Thursday, September 03, 2015

Aylan Kurdi and Saint Joan

Why does it take a photograph of a drowned child to make people care about Syrian refugees?

I have seen more than one person asking that on Twitter today. Their implication was that the rest of us should be ashamed of ourselves for being insufficiently logical.

The truth is that people do not live by words and logic alone. Images matter too.

I have been thinking today of George Bernard Shaw's play Saint Joan.

In it John de Stogumber, chaplain to the Earl of Warwick, is a boneheaded Englishman. In another age he would have been a hardline Protestant if not a Ukip candidate.
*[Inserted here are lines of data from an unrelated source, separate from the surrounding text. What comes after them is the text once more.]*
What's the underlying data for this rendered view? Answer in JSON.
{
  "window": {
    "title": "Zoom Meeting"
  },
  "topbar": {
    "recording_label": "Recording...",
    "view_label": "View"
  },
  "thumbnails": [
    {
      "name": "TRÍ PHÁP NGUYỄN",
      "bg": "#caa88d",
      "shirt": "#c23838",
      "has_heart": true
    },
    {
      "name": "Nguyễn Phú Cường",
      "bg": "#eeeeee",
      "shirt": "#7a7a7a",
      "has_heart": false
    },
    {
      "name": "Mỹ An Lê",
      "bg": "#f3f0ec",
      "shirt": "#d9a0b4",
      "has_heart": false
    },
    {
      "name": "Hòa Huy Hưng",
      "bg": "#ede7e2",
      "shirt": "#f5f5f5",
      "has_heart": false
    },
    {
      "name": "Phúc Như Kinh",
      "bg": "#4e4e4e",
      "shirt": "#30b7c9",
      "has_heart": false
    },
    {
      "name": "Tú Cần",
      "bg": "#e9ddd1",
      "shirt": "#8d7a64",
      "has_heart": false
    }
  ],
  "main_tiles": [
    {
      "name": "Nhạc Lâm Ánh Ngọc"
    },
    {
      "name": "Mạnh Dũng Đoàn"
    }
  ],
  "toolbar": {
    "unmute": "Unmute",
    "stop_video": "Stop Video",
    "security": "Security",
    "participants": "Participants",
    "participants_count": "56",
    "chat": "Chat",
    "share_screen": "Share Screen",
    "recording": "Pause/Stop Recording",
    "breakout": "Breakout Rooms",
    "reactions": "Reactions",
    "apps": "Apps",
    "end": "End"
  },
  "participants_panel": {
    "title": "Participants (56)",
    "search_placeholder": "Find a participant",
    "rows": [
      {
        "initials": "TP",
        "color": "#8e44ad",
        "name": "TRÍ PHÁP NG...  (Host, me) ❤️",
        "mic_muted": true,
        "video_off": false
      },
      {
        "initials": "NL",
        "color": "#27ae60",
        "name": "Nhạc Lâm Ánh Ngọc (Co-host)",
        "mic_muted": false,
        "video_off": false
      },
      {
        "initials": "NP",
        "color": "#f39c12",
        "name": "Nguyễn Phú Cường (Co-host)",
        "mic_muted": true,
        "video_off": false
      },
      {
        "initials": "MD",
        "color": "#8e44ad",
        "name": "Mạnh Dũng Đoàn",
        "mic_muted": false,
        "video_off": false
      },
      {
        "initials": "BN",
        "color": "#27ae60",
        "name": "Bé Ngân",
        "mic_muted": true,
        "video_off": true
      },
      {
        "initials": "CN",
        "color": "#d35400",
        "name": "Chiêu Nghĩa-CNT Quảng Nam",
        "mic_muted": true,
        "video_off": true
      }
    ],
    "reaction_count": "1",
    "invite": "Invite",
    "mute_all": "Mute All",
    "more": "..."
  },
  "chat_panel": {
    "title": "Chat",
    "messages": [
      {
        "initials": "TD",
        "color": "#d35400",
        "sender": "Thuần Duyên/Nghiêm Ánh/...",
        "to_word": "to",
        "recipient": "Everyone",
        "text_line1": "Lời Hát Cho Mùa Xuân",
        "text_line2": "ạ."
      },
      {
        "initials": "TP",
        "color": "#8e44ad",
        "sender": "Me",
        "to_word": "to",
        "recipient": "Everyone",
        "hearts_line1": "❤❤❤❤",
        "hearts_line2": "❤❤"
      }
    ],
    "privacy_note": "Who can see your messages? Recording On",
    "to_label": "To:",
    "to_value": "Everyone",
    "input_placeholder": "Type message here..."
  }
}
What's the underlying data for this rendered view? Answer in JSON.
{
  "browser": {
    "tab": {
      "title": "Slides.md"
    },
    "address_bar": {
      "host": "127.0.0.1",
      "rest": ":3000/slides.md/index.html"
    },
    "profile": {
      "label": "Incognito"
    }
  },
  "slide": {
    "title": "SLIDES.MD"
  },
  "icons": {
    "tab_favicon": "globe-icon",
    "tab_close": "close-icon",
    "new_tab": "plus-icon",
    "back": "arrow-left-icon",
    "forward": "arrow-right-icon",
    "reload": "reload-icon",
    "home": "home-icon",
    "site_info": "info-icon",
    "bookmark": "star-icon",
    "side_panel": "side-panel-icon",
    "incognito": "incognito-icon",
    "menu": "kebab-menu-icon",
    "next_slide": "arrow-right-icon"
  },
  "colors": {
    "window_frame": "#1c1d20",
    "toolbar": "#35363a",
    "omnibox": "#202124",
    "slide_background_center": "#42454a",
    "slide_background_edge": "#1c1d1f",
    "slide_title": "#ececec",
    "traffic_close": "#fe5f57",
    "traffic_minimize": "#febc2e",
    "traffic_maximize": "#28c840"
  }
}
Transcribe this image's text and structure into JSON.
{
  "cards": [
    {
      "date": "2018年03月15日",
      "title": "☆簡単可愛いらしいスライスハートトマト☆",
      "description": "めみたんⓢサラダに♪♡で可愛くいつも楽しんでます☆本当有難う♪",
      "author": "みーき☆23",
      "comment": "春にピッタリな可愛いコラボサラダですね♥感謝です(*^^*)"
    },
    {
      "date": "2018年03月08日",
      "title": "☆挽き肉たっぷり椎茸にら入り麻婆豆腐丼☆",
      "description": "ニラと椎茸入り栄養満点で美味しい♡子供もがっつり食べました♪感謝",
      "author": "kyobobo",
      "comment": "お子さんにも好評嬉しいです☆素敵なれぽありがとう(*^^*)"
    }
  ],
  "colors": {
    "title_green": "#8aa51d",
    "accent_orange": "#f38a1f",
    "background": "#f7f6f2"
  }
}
He is a great enthusiast for the prosecution and execution of Joan of Arc, until he encounters the reality...
I let them do it. If I had known, I would have torn her from their hands. You don't know: you haven't seen: it is so easy to talk when you don't know. You madden yourself with words: you damn yourself because it feels grand to throw oil on the flaming hell of your own temper. 
But when it is brought home to you; when you see the thing you have done; when it is blinding your eyes, stifling your nostrils, tearing your heart, then--then--[Falling on his knees] O God, take away this sight from me!
Or as David Hume put it:
Reason is, and ought only to be the slave of the passions, and can never pretend to any other office than to serve and obey them.